23 November 2009

about faith and believing in the impossible (further reflections on OT stories)

we're still reading through the book of Kings in the morning chapels. we read through 2 Kings 4:8-37 quite awhile ago, but parts of the story have still stuck with me. and since it has to do with the impossibility of a barren woman becoming pregnant, wondering about Sara's laughter and the birth of Isaac has drawn my attention back to this story in Kings.

the story begins with Elisha receiving hospitality from a wealthy woman from Shunem (as a side note, neither her nor her husband is ever named in the story). Elisha wants to pay back her gracious hospitality, so her offers her better standing or help with the king. She says that she's quite happy, thanks. Elisha does not accept her answer although he doesn't seem to have much clue about what the woman might really want. and so he asks his servant for help - he gives the obvious answer: that the woman's husband is old and she has no son.

so Elijah calls the woman and promises her a son. up to this point in the story, Elisha has come across as being a bit clueless concerning women and motherhood, so i'm not exactly sure how he might have told her - or what reaction he might have been expecting. but the woman's reaction was clear. her immediate response was negative -
"No, my lord!""Please, man of God, don't mislead your servant!" (TNIV - v 16).

after her words of disbelief and denial, the next thing we read is that she conceived and bore a son, just like Elisha had said. i'm not sure whether you would say that God didn't listen to her - it seems more like He did listen; He just listened to the words she wasn't able to say - and the hope that she wasn't able to have.

and the story continues. the child grew up. one day the boy contracts heat stroke and dies in his mother's lap. his mother laid him in the prophet's room and left in a rush to see the prophet, all the while claiming that everything was just fine. when she met Elisha's servant, she still claimed that things were fine. but when Elisha saw her, he saw that she was very upset. and her words to Elisha were: "did i even ask you for a son? didn't i tell you not to mislead me?!!"
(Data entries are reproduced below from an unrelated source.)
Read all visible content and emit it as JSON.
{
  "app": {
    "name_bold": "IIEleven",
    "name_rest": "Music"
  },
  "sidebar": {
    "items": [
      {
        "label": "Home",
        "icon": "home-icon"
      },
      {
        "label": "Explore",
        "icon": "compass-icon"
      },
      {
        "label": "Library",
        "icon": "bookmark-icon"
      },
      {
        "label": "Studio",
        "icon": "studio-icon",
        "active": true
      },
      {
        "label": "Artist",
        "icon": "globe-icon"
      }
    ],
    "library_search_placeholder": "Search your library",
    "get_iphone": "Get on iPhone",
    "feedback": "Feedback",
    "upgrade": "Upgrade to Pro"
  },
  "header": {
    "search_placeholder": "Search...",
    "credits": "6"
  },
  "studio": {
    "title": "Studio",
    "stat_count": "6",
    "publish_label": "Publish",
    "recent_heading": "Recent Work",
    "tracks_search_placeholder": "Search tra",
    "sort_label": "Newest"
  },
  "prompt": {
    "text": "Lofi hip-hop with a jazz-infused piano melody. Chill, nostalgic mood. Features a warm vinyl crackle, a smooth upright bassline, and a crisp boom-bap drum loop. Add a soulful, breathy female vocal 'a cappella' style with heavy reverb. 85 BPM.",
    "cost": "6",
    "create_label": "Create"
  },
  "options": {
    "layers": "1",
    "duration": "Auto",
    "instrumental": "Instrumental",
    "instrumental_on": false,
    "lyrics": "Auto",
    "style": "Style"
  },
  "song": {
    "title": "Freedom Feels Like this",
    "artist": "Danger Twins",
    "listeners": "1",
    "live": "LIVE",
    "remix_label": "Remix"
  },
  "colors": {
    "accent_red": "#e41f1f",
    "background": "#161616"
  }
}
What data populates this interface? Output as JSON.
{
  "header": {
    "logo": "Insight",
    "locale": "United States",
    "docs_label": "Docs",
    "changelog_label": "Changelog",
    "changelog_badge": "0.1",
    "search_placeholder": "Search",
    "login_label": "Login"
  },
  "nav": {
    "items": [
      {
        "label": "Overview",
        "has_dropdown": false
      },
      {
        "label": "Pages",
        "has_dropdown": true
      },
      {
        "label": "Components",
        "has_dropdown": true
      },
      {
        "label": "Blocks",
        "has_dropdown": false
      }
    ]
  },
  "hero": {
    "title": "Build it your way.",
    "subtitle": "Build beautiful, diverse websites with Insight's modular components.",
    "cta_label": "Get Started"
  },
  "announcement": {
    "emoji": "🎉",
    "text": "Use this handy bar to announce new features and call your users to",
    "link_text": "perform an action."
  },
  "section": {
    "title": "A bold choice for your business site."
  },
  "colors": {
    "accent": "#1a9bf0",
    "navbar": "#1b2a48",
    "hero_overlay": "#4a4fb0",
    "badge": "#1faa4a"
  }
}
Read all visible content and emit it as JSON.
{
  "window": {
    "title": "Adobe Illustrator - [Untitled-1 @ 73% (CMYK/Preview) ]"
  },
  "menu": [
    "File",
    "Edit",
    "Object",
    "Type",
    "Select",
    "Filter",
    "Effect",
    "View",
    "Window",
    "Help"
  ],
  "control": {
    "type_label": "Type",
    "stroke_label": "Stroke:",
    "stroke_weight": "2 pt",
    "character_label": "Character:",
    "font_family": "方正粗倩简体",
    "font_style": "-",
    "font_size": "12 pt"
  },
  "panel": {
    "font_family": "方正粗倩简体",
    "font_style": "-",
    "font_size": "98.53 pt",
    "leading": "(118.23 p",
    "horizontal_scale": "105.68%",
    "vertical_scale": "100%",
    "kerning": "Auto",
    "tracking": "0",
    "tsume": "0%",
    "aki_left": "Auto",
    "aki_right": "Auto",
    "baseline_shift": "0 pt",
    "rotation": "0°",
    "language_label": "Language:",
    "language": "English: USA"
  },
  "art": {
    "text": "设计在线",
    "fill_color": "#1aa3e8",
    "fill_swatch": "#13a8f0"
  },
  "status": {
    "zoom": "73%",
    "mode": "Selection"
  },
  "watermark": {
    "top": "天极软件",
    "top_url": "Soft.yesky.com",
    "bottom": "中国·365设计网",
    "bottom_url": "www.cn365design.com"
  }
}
Elisha tries to send his servant to heal the boy but the woman refused to leave Elisha. for me, it's as if she was saying, 'you promised me the impossible once and i would not believe then - but now that you've gotten me into all this, i expect you to do everything you can, even the impossible.

so Elisha went to the child. the servant could not heal the boy. but Elisha went in to the dead boy, prayed, laid down on the boy, the boy grew warm, Elisha walked around a bit, laid down on the boy again, and the boy sneezed 7 times and opened his eyes. Elisha called for the mother and gave her her son back. the woman bowed down to Elisha and accepted the gift of her son.


and it's a fascinating story. and when i hear it, i wonder at the woman's faith - how she had such a hard time believing Elisha's promise of a son - as if she'd given up hope for ever having a son and couldn't believe that this impossibility could really happen. and then i wonder at her faith in going to Elisha when her son died - and how she attached herself to him, as if to say that he had to finish what he started - that if she was promised the impossible before, she now expects the impossible to happen again.

and i wonder about how my own faith relates - about how i sometimes stop expecting or hoping for things, so as to protect myself from experiencing the pain of being disappointed (again). and i also wish i had more of that blatant 'in your face' kind of faith that the woman shows at the end of the story - the whole "this was Your idea, God. You got me into this mess, God, so I am expecting You to do something about it." not that i don't expect to have to do something myself, but i'd still like more of that crazy faith and expectation.